Systemic interventions needed in cognitive ageing research

By Olivia Haslam

- Last updated on GMT

Related tags Cognitive health Brain health Memory Cognitive function Cognition Brain

“What is good for the heart, is good for the brain,” according to noted cognitive health nutrition academic Professor Andrew Scholey.

There is a growing trend to look at more systemic interventions for cognitive ageing, the Professor of human psychopharmacology pointed out during the Active Nutrition Summit in Amsterdam last month. 

His expertise in understanding the mechanisms of cognitive impairment, enhancement, and neuroprotection, led him to discuss the pitfalls in treating cognitive health. 

“Using a pharmaceutical approach to cognitive ageing has failed spectacularly,” Scholey explained. 

“The idea that you can mess around with single neurotransmitters in the brain and not have several consequences is not a good strategy from the off."

Yet, he added that “there’s a growing consensus that how to approach cognitive enhancement and to ameliorate against cognitive decline, is to look at more systemic interventions".

Several cardiometabolic processes​ which we know to be involved in cognitive ageing could offer realistic targets for nutrition and nutrients.”

Reliable biomarkers needed

Formal ways to measure cognitive functions such as attention, working memory, and executive function, are imperative, noted Scholey, explaining that these measures provide insights into mental processes and mood, in turn contributing to a better understanding of cognitive health in day-to-day contexts.

The key, Scholey explained, is validated markers: “I think it's important really to remember that when you measure biomarkers, a change of the substance in the blood, you need to have a plausible mechanism for that, so you can accurately measure changes that occur in the body.

“But sometimes they are simply markers for a systemic change. So more validated markers might include things like cortisol, which is a good marker for stress if it's measured properly.”

He also explained that the enzyme monoamine oxidase offers promise in this sphere, describing that as a fluctuating enzyme, it can be inhibited by certain substances, and that “when that enzyme is inhibited, dopamine levels and other transmitters increase, so that's a really nice marker if you can measure it in living humans.”

“It's involved in things like serotonin and noradrenaline (a neurotransmitter in the peripheral and central nervous systems), which generally wake up the brain and have positive effects on mood and motivation.”

Marketing vs. scientific substantiation

Scholey notes that a key issue in the industry is the continuous “push-pull” tension between marketing and research, explaining: “Marketing can result in improved sales much better than a study published in a perceivably obscure journal somewhere. 

“Obviously, the regulatory landscape is different from place to place, but I think it's really important that we have strict regulations around what claims can be made around different products.

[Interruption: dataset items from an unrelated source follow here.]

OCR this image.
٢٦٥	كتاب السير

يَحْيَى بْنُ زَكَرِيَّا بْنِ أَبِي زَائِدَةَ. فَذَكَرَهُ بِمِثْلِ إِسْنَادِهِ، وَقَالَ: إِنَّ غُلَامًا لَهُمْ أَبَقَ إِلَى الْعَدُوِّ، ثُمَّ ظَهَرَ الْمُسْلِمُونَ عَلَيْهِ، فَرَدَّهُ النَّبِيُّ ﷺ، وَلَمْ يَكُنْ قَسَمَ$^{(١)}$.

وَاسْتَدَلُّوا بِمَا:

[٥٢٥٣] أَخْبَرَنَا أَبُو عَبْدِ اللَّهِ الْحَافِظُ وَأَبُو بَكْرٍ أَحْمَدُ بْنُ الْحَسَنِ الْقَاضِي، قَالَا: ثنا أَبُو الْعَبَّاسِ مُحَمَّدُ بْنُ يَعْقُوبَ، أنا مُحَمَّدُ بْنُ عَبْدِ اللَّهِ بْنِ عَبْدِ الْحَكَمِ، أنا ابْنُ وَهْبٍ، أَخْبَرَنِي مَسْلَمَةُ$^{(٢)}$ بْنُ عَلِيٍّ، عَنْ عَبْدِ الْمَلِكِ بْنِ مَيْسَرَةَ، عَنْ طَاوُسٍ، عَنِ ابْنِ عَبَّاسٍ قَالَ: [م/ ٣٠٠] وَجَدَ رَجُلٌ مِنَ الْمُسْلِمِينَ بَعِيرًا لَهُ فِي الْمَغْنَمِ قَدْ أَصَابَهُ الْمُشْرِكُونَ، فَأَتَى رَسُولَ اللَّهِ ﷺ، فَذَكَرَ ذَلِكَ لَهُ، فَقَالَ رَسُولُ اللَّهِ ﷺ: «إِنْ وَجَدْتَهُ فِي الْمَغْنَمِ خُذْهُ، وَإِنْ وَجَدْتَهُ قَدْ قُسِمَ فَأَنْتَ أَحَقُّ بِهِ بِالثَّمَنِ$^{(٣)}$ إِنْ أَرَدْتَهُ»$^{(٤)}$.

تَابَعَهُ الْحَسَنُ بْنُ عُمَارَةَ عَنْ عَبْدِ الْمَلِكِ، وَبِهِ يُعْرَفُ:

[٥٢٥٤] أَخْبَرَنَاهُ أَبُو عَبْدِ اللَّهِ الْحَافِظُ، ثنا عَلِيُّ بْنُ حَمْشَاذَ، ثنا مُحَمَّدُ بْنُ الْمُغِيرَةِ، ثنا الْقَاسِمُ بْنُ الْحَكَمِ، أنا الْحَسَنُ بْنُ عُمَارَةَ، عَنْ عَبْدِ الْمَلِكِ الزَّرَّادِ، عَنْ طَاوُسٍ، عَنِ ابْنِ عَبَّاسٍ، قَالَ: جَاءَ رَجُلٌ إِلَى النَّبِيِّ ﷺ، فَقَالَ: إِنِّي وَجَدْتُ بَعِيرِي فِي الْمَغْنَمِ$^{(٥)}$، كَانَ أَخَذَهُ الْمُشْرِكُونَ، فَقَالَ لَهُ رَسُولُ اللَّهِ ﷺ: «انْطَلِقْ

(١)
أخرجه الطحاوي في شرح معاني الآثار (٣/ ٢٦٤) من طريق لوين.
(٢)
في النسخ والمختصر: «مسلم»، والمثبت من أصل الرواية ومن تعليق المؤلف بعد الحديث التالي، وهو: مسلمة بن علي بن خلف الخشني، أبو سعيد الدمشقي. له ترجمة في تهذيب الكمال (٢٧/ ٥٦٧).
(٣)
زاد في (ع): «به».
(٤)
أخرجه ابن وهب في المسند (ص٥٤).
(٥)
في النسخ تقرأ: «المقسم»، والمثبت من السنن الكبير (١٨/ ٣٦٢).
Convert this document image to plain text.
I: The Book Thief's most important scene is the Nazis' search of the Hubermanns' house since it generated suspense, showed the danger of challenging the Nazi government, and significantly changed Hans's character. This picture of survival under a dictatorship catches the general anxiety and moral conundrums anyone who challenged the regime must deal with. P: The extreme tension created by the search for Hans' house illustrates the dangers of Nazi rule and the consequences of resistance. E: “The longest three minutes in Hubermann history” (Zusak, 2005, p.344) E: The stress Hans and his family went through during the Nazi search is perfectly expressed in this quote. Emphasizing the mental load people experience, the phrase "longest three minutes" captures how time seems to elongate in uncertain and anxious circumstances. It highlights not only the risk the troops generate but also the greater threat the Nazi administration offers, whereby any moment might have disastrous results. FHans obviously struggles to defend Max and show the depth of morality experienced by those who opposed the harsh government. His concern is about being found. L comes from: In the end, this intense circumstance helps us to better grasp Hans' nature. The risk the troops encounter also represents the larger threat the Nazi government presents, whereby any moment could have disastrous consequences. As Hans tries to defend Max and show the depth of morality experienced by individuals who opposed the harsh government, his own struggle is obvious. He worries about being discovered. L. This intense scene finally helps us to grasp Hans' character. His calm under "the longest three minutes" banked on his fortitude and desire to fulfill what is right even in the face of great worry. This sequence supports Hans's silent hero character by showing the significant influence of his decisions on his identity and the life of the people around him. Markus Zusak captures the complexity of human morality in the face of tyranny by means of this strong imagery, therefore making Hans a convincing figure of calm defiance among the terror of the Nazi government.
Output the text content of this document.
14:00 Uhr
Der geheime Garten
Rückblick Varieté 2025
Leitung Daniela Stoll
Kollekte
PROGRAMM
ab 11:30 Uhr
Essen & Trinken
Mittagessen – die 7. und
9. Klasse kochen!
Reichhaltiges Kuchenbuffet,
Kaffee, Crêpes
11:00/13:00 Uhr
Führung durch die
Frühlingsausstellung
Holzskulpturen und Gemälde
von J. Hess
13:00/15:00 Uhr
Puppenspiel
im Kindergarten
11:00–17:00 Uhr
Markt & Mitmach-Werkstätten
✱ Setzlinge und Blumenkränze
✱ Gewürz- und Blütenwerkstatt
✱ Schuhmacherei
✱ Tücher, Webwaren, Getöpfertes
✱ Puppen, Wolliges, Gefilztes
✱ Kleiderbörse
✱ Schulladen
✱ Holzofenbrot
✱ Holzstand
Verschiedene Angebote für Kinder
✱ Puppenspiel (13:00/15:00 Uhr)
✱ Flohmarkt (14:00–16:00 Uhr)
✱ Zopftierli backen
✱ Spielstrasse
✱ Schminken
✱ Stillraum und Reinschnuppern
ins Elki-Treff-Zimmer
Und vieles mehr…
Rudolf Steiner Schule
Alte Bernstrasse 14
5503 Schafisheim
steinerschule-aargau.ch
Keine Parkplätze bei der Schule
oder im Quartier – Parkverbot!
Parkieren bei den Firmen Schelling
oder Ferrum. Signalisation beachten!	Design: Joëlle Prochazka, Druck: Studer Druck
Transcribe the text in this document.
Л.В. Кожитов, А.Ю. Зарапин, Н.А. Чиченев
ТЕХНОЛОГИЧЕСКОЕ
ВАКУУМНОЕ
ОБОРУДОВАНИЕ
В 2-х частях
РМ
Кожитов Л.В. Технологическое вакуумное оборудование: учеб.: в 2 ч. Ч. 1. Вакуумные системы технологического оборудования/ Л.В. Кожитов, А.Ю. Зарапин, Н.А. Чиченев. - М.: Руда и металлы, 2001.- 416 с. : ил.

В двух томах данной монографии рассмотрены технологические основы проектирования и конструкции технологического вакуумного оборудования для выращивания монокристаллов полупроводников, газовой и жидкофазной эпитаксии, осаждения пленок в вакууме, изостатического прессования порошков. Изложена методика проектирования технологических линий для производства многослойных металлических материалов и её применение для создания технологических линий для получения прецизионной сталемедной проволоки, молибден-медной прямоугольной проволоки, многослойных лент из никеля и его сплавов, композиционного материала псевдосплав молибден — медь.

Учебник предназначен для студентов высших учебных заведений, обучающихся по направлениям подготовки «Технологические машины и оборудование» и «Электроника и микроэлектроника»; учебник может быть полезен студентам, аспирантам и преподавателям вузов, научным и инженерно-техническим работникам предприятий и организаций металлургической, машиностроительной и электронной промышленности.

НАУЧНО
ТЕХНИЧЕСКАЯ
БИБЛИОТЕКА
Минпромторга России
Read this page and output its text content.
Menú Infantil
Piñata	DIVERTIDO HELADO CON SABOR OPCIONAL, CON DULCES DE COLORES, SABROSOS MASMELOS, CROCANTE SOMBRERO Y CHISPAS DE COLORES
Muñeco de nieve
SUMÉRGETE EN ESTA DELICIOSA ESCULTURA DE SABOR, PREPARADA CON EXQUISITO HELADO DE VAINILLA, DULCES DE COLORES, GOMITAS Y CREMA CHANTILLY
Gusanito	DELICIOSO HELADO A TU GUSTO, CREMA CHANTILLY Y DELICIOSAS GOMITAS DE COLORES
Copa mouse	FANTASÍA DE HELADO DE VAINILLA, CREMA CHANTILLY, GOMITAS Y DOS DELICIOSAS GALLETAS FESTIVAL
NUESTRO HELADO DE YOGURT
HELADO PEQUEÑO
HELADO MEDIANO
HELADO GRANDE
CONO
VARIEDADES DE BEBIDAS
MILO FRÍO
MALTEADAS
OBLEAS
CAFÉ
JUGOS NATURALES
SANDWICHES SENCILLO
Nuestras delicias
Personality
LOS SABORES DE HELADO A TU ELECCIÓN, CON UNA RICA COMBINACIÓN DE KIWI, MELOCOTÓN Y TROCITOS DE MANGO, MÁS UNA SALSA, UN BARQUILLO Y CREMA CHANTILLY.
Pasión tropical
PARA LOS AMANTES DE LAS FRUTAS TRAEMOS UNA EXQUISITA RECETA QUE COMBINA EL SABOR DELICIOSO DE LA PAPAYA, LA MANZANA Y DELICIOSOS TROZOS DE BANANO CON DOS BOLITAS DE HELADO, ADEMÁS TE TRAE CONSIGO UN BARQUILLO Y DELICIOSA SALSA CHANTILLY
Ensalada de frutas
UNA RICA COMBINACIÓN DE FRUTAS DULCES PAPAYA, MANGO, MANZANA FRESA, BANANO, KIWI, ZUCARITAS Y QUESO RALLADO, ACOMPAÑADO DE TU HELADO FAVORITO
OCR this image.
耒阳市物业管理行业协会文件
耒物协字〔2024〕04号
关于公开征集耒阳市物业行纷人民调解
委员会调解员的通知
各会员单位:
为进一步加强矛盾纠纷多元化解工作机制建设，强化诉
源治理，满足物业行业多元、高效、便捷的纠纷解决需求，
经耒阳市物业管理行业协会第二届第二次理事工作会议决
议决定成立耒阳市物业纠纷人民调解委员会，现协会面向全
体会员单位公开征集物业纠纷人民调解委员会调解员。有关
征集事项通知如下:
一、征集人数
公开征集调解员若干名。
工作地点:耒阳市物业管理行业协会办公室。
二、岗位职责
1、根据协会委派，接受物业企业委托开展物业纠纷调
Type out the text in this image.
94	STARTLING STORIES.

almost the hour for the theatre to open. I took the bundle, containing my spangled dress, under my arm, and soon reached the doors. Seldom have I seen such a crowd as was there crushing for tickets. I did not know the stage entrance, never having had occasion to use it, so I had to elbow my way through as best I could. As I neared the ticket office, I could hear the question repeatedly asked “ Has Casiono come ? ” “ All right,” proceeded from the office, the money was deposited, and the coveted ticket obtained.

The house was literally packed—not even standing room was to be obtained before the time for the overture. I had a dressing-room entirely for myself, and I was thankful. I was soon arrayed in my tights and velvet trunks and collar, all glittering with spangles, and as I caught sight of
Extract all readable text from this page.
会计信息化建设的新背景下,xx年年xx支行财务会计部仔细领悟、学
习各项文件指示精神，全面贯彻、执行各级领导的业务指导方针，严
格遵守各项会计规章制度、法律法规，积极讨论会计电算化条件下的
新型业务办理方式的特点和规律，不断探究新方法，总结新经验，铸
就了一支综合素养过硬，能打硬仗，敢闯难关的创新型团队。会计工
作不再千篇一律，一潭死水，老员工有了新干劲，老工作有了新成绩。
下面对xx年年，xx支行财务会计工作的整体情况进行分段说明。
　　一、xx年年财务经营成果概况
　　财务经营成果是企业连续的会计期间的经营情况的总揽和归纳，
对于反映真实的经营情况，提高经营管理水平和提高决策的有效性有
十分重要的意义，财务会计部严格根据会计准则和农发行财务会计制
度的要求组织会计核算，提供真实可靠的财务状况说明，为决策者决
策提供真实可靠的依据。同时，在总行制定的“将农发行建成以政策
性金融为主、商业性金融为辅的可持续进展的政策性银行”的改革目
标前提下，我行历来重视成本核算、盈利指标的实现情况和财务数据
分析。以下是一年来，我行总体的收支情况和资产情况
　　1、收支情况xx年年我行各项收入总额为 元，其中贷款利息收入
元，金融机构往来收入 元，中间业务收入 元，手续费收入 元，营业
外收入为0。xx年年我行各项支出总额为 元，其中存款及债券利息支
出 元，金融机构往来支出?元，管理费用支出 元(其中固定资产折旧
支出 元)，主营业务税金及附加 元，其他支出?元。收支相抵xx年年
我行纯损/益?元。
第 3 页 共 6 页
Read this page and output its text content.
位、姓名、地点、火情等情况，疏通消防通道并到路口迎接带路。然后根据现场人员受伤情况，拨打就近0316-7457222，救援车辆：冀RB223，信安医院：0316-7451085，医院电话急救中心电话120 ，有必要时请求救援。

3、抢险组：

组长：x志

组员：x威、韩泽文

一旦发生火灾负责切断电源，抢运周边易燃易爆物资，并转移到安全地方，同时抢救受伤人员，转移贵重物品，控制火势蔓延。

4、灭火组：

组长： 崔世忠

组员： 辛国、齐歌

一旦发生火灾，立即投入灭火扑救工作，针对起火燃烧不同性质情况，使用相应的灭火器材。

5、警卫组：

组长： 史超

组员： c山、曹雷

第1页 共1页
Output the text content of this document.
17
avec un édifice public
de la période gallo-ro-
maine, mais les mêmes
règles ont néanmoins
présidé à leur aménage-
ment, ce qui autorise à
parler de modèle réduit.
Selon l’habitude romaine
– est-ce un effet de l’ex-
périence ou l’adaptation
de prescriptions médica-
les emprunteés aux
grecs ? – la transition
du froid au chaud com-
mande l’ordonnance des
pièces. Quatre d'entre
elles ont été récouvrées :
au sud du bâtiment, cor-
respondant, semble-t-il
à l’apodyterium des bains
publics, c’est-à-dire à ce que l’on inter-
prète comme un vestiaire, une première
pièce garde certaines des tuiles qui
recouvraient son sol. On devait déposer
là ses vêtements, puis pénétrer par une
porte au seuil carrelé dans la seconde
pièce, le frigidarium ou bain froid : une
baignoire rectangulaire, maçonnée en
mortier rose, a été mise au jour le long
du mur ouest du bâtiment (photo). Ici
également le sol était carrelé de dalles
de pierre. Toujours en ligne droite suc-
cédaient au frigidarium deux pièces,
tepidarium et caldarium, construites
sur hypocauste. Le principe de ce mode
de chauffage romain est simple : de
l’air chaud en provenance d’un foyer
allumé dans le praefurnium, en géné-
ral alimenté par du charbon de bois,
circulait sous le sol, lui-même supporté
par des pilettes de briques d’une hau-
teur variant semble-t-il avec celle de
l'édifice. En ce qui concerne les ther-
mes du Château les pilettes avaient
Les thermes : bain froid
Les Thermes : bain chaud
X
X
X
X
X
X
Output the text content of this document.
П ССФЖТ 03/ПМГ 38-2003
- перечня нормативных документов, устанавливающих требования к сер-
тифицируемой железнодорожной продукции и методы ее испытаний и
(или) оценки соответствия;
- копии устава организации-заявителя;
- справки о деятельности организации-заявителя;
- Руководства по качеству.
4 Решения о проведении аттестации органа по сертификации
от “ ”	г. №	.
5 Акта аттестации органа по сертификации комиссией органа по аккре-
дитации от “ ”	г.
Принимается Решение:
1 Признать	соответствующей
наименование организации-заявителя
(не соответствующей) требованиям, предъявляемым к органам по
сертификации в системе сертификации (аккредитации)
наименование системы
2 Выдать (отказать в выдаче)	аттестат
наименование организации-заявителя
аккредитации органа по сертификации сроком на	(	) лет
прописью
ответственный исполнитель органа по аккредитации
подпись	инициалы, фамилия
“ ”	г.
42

“Some products simply don't have any evidence, and companies seem to me to be much more concerned around marketing rather than getting good evidence base.”

He explained that amongst all the most popular ingredients for cognitive health products, a considerable quantity do not have the scientific backing.

“There are some products out there which have good evidence and there are some which are more sometimes called image ingredients, which there's a perception that it might be good. But the high-level clinical trials just aren't there.

“Ashwagandha is a good example of something that does have research behind it, shown to have some positive effects on stress​.”